Had CBS maintained that infrastructure, it could have been transitioning surplus plasma no longer needed for transfusion into sustainable manufacture into these products.
While no evidence exists to suggest paid donation would help make Canada’s blood supply more sustainable – there is evidence to the contrary.
Both CBS and Canadian Plasma Resources – the private for-profit company that wanted to set up paid collection clinics in Ontario – admitted that a second private parallel system would have an impact on public voluntary collections. CPR estimated it to be 6.6 per cent, CBS at 8 per cent. Given the existing short supply, this would have left hospitals to cancel surgeries without blood inventory.
A New Zealand study suggested the impact of paid donation on the public system could be much higher – 11 per cent of those surveyed saying they would definitely cease donating if payment were involved, and another 41 per cent saying they would definitely discontinue donating if profits were to be made from their blood.
While CBS and others continue to maintain that paid donation sources are safe, they ignore the fact that pharmaceutical recalls significantly increased from 2004-2010, and that recalls of vaccines and immunoglobulins made from mixed paid and unpaid sources were higher than any other drugs in their class.
Lucy Reynolds, a research fellow at the London School of Hygiene and Tropical Medicine, notes in an April 2013 paper for Open Democracy that almost all suppliers of plasma products in the UK “have a track record of avoidable quality problems, in many cases resulting in deaths or serious chronic illness such as HIV.”
So why would we want to increase risk by collecting plasma from sources where the risk is likely to be much higher?

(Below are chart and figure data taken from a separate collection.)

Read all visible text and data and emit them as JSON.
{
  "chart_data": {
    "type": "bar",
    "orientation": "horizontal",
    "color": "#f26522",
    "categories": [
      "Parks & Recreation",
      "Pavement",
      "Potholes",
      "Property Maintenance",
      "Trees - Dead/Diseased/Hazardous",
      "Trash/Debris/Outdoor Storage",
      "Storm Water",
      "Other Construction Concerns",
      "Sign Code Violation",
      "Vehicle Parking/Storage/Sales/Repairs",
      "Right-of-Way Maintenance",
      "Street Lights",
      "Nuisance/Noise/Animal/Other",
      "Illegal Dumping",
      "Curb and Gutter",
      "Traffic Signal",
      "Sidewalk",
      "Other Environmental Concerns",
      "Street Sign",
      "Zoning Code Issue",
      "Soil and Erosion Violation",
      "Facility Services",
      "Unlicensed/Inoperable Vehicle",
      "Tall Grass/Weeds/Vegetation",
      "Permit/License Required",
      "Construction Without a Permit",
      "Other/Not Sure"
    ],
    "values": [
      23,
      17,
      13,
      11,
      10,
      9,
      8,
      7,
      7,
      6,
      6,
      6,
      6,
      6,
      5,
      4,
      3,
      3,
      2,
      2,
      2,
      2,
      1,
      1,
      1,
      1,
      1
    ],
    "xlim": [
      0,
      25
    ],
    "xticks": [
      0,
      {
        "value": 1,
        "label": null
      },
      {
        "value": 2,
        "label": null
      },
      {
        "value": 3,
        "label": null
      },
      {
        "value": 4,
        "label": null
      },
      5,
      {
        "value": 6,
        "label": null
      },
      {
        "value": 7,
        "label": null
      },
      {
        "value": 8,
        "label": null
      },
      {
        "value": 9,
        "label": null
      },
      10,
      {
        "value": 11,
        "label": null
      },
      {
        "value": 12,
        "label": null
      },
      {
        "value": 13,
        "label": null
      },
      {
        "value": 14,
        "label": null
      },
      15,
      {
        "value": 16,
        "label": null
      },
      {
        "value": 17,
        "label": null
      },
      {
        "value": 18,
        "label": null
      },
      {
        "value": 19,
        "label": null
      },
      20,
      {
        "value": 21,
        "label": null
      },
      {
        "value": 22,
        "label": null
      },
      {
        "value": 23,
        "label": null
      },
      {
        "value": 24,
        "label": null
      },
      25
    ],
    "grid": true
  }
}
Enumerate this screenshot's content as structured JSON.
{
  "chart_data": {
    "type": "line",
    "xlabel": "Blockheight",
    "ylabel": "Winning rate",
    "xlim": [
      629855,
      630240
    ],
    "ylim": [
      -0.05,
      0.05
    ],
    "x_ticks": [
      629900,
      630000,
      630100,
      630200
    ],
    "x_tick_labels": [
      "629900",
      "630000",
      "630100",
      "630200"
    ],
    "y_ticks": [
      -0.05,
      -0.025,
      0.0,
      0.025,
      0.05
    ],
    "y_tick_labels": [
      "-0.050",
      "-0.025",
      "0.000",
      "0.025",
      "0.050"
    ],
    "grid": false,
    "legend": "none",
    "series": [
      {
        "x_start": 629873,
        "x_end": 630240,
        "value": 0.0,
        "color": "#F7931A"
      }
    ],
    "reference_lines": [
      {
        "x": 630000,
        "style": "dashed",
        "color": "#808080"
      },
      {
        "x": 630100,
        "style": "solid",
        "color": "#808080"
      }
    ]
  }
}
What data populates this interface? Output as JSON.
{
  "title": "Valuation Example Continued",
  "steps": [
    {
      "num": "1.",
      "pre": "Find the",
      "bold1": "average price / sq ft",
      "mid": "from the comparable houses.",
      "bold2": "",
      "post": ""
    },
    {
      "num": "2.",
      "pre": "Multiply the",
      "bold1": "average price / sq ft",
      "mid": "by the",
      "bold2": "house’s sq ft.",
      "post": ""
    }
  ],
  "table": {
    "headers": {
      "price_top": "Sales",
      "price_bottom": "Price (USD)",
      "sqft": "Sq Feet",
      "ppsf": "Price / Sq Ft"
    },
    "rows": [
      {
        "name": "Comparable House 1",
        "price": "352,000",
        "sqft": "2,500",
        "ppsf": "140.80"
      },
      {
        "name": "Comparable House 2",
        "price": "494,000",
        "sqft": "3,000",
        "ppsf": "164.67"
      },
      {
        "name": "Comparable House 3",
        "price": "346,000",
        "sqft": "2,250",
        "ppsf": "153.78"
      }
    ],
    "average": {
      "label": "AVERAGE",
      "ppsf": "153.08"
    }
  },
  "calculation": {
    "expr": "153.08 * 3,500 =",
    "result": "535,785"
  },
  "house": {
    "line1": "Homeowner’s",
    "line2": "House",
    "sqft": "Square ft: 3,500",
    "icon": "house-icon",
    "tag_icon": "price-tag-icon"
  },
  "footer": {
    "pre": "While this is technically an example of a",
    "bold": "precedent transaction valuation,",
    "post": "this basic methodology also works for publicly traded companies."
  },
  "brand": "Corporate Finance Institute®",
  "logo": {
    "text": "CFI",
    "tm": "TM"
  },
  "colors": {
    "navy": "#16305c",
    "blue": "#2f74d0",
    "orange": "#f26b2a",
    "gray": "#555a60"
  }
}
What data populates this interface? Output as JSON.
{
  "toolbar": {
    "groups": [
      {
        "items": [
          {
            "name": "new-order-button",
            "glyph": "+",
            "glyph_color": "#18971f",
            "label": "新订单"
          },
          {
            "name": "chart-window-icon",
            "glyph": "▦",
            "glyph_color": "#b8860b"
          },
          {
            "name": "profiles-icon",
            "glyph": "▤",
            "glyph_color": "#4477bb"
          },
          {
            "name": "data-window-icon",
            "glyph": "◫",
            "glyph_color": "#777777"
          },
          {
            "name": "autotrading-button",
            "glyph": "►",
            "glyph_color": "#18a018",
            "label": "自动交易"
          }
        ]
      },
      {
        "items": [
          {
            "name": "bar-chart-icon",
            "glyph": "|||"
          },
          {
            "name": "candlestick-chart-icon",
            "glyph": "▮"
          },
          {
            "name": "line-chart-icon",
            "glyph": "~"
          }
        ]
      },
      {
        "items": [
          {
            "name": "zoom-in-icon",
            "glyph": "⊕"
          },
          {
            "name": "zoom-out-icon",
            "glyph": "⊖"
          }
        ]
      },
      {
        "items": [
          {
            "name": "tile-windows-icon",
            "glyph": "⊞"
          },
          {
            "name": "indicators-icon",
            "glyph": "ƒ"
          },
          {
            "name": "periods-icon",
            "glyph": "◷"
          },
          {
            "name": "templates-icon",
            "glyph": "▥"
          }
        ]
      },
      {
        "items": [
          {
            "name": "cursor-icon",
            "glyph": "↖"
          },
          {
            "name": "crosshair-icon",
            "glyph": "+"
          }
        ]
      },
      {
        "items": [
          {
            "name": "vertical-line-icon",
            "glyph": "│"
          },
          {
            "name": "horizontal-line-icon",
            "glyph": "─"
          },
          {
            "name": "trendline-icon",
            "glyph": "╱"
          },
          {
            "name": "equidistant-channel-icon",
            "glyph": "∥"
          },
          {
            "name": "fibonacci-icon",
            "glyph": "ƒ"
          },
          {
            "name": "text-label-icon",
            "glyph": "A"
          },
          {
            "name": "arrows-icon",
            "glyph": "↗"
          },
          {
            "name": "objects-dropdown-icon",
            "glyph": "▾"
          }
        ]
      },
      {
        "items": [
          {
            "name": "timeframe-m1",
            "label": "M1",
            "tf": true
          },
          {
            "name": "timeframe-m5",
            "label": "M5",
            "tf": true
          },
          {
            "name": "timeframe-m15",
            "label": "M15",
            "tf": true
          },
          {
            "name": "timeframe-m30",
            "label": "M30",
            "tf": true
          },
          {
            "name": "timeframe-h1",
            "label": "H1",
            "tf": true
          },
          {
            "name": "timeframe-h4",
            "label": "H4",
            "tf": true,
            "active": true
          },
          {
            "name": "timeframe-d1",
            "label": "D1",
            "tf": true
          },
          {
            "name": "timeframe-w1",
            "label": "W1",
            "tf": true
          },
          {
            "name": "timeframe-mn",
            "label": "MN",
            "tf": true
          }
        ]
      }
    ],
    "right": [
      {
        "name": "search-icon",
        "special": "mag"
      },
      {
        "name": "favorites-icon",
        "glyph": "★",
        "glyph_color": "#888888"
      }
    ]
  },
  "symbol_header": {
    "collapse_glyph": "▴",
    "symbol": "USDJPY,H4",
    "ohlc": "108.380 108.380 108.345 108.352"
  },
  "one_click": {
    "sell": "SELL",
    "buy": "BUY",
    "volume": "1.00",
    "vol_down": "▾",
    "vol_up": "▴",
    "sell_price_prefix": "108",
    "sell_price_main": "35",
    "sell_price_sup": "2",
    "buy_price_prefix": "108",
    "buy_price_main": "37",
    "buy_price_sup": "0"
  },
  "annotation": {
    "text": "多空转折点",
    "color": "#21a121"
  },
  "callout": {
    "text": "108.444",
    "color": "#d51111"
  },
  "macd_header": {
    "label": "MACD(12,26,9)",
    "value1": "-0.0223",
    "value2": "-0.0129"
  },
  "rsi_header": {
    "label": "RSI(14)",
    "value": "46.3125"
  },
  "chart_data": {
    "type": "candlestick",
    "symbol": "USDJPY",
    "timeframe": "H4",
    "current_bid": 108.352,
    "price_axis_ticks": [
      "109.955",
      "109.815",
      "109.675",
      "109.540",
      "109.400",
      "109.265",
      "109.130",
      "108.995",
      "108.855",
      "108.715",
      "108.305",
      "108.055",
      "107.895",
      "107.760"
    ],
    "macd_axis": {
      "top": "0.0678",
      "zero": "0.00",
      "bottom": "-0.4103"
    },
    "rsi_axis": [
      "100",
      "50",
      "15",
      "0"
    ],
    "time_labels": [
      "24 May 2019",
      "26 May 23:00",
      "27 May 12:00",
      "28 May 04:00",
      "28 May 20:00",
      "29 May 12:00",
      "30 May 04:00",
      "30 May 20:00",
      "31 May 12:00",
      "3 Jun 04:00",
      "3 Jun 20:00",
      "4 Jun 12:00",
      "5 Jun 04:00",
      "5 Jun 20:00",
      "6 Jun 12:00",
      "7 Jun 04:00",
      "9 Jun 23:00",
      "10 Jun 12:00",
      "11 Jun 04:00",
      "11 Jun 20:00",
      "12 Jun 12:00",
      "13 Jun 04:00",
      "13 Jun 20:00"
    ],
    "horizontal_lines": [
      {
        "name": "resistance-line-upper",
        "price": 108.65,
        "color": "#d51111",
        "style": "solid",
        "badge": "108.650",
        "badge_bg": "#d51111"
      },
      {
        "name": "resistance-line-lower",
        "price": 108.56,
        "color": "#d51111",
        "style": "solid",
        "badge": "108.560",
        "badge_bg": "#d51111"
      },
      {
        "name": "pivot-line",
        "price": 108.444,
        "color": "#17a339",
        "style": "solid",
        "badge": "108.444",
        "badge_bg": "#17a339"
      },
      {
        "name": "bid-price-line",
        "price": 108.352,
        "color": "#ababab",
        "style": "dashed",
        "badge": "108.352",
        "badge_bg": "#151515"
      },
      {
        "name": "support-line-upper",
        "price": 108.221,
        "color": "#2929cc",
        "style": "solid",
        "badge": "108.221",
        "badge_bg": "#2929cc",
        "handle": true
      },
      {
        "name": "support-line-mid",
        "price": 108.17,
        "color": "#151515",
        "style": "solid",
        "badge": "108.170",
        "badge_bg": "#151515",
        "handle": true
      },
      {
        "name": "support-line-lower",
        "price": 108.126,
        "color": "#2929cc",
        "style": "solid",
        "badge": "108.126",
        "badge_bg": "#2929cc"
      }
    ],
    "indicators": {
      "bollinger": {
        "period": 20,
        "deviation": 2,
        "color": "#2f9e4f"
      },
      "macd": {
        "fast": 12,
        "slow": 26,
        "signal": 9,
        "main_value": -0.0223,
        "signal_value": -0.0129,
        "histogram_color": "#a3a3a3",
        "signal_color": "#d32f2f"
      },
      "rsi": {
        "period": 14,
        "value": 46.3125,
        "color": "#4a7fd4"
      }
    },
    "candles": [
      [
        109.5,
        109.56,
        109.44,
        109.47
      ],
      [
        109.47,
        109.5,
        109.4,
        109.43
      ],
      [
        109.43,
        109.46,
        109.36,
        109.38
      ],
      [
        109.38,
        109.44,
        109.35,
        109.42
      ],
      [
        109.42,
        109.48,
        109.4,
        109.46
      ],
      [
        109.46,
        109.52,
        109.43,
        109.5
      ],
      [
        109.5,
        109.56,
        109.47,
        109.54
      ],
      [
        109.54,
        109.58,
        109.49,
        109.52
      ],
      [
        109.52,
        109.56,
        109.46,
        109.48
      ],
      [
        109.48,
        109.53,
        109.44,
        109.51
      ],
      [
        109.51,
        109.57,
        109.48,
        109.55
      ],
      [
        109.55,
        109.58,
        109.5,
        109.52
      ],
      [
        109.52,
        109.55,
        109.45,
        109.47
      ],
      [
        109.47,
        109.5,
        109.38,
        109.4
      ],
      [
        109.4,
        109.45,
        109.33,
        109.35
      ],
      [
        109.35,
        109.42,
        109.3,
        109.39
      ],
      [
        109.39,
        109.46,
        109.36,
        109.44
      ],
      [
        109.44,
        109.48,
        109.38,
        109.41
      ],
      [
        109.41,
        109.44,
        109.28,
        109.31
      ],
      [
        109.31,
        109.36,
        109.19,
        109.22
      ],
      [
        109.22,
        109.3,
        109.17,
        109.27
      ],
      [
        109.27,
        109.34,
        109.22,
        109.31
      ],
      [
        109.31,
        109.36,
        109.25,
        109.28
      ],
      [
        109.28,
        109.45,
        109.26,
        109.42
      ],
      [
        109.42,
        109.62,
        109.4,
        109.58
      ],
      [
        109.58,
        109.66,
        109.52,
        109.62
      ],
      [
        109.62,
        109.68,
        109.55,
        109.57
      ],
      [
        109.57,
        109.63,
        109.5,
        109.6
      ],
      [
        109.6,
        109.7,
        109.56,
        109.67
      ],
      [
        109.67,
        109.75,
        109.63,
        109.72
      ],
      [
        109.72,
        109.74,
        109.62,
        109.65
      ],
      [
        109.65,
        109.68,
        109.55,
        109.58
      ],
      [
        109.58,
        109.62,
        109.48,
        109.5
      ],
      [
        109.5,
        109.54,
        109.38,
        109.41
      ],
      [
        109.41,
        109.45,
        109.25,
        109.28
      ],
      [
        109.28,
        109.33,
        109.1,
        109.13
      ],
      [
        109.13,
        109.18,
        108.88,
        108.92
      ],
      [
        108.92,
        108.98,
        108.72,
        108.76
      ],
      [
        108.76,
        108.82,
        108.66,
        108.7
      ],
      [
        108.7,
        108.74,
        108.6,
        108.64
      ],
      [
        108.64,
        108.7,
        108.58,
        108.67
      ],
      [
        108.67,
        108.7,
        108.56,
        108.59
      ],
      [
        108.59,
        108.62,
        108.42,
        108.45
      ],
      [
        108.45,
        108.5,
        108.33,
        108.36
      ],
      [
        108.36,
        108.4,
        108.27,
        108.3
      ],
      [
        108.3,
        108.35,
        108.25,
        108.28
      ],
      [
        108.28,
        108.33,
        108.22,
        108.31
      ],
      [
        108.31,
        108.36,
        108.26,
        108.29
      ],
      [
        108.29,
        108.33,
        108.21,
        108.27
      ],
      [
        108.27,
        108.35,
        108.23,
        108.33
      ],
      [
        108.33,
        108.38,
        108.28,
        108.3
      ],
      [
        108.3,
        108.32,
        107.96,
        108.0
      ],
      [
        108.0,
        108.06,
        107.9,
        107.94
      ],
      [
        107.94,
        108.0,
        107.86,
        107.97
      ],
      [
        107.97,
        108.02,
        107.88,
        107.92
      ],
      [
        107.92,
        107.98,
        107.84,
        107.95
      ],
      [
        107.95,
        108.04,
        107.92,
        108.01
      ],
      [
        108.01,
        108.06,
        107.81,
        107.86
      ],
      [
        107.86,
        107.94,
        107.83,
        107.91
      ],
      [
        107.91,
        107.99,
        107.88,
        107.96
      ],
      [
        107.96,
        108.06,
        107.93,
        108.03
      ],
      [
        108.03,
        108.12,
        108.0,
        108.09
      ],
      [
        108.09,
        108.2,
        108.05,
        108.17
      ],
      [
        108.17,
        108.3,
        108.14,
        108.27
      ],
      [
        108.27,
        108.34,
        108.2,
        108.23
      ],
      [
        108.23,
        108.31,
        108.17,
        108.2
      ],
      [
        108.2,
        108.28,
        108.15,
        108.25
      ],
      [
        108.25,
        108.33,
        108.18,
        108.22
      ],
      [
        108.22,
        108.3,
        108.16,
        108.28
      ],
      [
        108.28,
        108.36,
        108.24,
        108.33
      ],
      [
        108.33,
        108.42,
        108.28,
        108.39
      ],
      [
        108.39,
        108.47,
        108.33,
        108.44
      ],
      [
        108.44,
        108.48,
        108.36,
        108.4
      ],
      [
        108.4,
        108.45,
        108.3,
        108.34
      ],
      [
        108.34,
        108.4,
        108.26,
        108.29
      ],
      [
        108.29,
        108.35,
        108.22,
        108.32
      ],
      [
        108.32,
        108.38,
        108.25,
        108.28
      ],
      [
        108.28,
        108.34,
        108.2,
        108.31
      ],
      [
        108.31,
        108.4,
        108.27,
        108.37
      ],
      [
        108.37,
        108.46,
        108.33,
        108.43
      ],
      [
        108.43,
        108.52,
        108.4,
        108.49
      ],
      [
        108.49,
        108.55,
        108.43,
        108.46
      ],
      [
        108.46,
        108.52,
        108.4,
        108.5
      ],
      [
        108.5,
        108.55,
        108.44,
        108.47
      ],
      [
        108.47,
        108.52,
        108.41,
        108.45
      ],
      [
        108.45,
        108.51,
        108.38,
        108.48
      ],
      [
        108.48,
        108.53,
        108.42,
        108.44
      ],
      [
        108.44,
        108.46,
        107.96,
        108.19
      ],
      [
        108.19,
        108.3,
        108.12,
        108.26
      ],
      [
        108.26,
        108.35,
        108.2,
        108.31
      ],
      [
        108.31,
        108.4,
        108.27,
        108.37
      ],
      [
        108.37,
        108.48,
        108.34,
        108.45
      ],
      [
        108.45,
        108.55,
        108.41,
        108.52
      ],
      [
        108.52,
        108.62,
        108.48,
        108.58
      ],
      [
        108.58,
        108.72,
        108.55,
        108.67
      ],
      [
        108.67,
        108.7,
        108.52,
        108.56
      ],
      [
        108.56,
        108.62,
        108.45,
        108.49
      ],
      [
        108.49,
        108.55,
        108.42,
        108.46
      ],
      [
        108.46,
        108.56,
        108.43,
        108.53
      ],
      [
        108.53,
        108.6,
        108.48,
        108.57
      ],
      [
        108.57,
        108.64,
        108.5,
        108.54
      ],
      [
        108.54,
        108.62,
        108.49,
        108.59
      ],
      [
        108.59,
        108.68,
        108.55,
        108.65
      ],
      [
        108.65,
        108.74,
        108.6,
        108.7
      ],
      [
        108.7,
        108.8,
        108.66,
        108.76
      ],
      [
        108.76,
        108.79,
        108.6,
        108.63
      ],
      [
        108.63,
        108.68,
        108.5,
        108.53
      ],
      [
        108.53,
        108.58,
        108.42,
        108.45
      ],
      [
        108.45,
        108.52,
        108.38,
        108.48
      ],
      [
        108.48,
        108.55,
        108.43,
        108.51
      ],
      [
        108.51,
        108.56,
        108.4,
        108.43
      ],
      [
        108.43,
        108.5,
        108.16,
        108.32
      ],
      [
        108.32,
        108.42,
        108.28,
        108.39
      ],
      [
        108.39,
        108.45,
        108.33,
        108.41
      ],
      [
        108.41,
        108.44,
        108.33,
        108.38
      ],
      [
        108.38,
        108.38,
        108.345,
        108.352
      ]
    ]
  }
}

We don’t know how the Tories will vote on third reading of this Bill. They could properly claim that they are doing their due diligence as the official opposition, but that may be a stretch given Tory MPPs Bill Walker and Gila Martow’s dogmatic performance at the committee on Monday. Clearly they had chosen who they want to listen to, and who they didn’t.
Ultimately the government has the numbers to pass this Bill, and they will likely have the additional support of the New Democrats.
The Tories? A vote against it would be meaningless beyond showing themselves to be off-side once again with the interests of most Ontarians.